Too Many Healthcare Apps

As we all know, if we want something, there’s probably an app for that. From head to toe, from bank to restaurant to club, in most places in the world, there’s probably an app to meet your needs.

Apple is rightly lauded for its contribution in this area. While it didn’t invent the smart phone as such — early devices mashing together PDAs and connected computing preceded the march of i-Everything by some time — but obviously, it popularized this technology and made it usable to virtually everyone, and for that it deserves the kudos it has gotten.

But as we work to build mobile healthcare models, I’d argue, the notion of there being an app for each need is falling flat. Healthcare organizations are creating, and clinicians prescribing, targeted apps for every healthcare niche, but consumers aren’t showing a lot of interest in them.

Healthcare consumers have shown interest in a subsection of health app categories. According to a study completed last year, almost two-thirds of Americans would use a mobile app to manage health issues. The study, the Makovsky/Kelton “Pulse of Online Health” survey, found that their top interests included tracking diet/nutrition (47%), medication reminders (46%), tracking symptoms (45%) and tracking physical activity (44%).

But other research suggests that consumers aren’t that enthused about other categories of healthcare apps. For example, a recent study by HealthMine concluded that while 59% of the 500 respondents it surveyed had chronic conditions, only 7% used digital disease management tools.

I’ve made the following argument before, but I think it’s worth making again. From what I’ve observed, in talking to both providers and patients, the notion of developing a multitude of apps covering specialized needs is a failed strategy, reflecting the interests of the healthcare industry far more than patients. And as a result, patients are staying away in droves.

From what I’ve observed, it appears that healthcare organizations are developing specialized apps because a) that strategy mirrors the way they are organized internally or b) they’re trying to achieve specific outcomes (such as a given average blood sugar level among diabetics). So they build apps that reflect how they collect and manage data points within their business.

The problem is, consumers don’t care what a facility or clinician’s goals are, unless those goals overlap with their own. They certainly don’t want to open a new app every time they take on a new health concern. And that sucks the benefit right out of app-creation efforts by healthcare providers. After all, aren’t people with multiple conditions the expensive patients we’d most like to target?

What’s more, apps designed to capture data aren’t terribly motivating. Clinicians may live or die on the numbers, but unless those numbers come with a realistic path to action, they will soon be ignored, and the app discarded. Consider the humble bathroom scale. For most people, that one data point isn’t particularly helpful, as it says nothing about where to go from there. So people generally give up when they’re neither motivated nor taught by the apps they download.

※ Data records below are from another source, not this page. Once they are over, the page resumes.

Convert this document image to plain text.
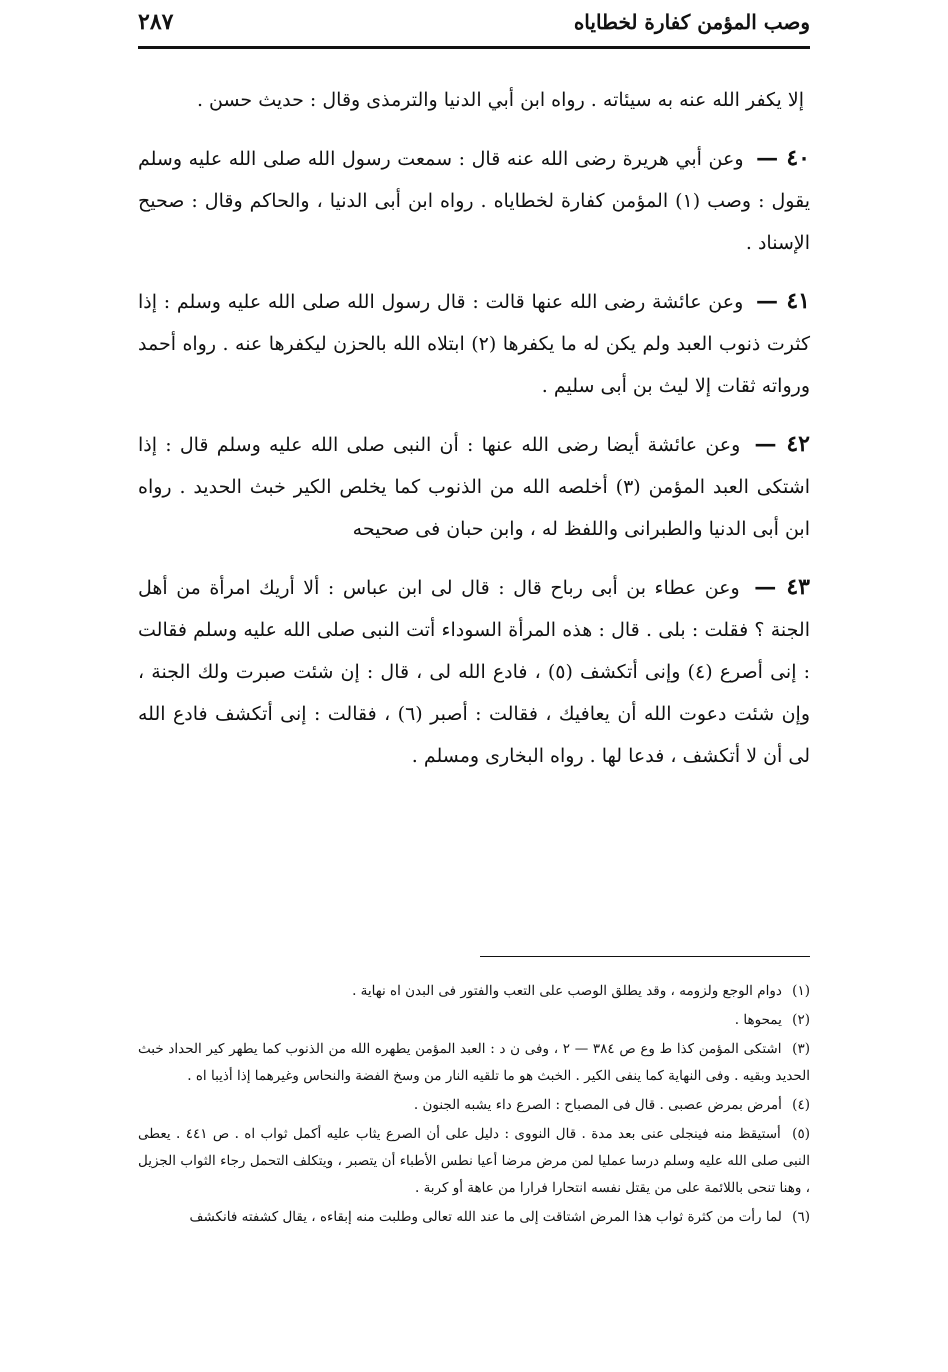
وصب المؤمن كفارة لخطاياه
٢٨٧

إلا يكفر الله عنه به سيئاته . رواه ابن أبي الدنيا والترمذى وقال : حديث حسن .

٤٠ — وعن أبي هريرة رضى الله عنه قال : سمعت رسول الله صلى الله عليه وسلم يقول : وصب (١) المؤمن كفارة لخطاياه . رواه ابن أبى الدنيا ، والحاكم وقال : صحيح الإسناد .

٤١ — وعن عائشة رضى الله عنها قالت : قال رسول الله صلى الله عليه وسلم : إذا كثرت ذنوب العبد ولم يكن له ما يكفرها (٢) ابتلاه الله بالحزن ليكفرها عنه . رواه أحمد ورواته ثقات إلا ليث بن أبى سليم .

٤٢ — وعن عائشة أيضا رضى الله عنها : أن النبى صلى الله عليه وسلم قال : إذا اشتكى العبد المؤمن (٣) أخلصه الله من الذنوب كما يخلص الكير خبث الحديد . رواه ابن أبى الدنيا والطبرانى واللفظ له ، وابن حبان فى صحيحه

٤٣ — وعن عطاء بن أبى رباح قال : قال لى ابن عباس : ألا أريك امرأة من أهل الجنة ؟ فقلت : بلى . قال : هذه المرأة السوداء أتت النبى صلى الله عليه وسلم فقالت : إنى أصرع (٤) وإنى أتكشف (٥) ، فادع الله لى ، قال : إن شئت صبرت ولك الجنة ، وإن شئت دعوت الله أن يعافيك ، فقالت : أصبر (٦) ، فقالت : إنى أتكشف فادع الله لى أن لا أتكشف ، فدعا لها . رواه البخارى ومسلم .

(١) دوام الوجع ولزومه ، وقد يطلق الوصب على التعب والفتور فى البدن اه نهاية .

(٢) يمحوها .

(٣) اشتكى المؤمن كذا ط وع ص ٣٨٤ — ٢ ، وفى ن د : العبد المؤمن يطهره الله من الذنوب كما يطهر كير الحداد خبث الحديد وبقيه . وفى النهاية كما ينفى الكير . الخبث هو ما تلقيه النار من وسخ الفضة والنحاس وغيرهما إذا أذيبا اه .

(٤) أمرض بمرض عصبى . قال فى المصباح : الصرع داء يشبه الجنون .

(٥) أستيقظ منه فينجلى عنى بعد مدة . قال النووى : دليل على أن الصرع يثاب عليه أكمل ثواب اه . ص ٤٤١ . يعطى النبى صلى الله عليه وسلم درسا عمليا لمن مرض مرضا أعيا نطس الأطباء أن يتصبر ، ويتكلف التحمل رجاء الثواب الجزيل ، وهنا تنحى باللائمة على من يقتل نفسه انتحارا فرارا من عاهة أو كربة .

(٦) لما رأت من كثرة ثواب هذا المرض اشتاقت إلى ما عند الله تعالى وطلبت منه إبقاءه ، يقال كشفته فانكشف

To be successful with mobile healthcare, providers and clinicians will need to back the development of apps which guide and sustain users, rather than turn them into data entry clerks.  It’s not clear what should replace the current generation, but we need to turn to a more patient-centric model. Otherwise, all our efforts will be wasted.

About the author

Anne Zieger

Anne Zieger is a healthcare journalist who has written about the industry for 30 years. Her work has appeared in all of the leading healthcare industry publications, and she's served as editor in chief of several healthcare B2B sites.

4 Comments

  • Multipurpose medical apps would be nice, but with tens of thousands of health & fitness apps for iPhone alone (and that was back in 2012), consumers would still need a better way of finding and grading them. Specialized search tools include: Appboy, AppPicker, Appolicious, Appsfire, Discovr, Frenzapp, Happtique, and Zwapp. Happtique uses a vetting process to ensure quality, asking healthcare specialists to rate apps that apply to their specialty. (See http://www.mhealthtalk.com/how-to-find-mobile-apps-for-home-health-care/)

    While specialized search apps help, they only partially address the “too many apps” issue. You can find other articles about smartphones in healthcare at http://www.mhealthtalk.com/?s=smartphone+apps

  • Finding them might help, but the problem is not too many mhealth apps, it too many BAD mhealth apps.

    Most people download them with the hopes of doing something or solving a particular medical need and the apps that are out there just don’t help. They don’t DO anything. Too many are just informational webpages that are disguised as an app.

    Mheath needs to both usable and useful in order to be successful.

  • That’s why I like Happtique, an app search tool that uses a vetting process to ensure quality, asking healthcare specialists to rate apps that apply to their specialty. Each healthcare app, or hApp, is assigned to at least one major audience (e.g., physician, nurse, pharmacist, etc.) and at least one broad topic (e.g., heart/cardiovascular). Each hApp is also “tagged” for more precise audiences (e.g., specific medical, nursing, dental specialties, etc.) and topics (specific cancers, diabetes, asthma, etc.) so you can stop searching for healthcare apps and start finding them.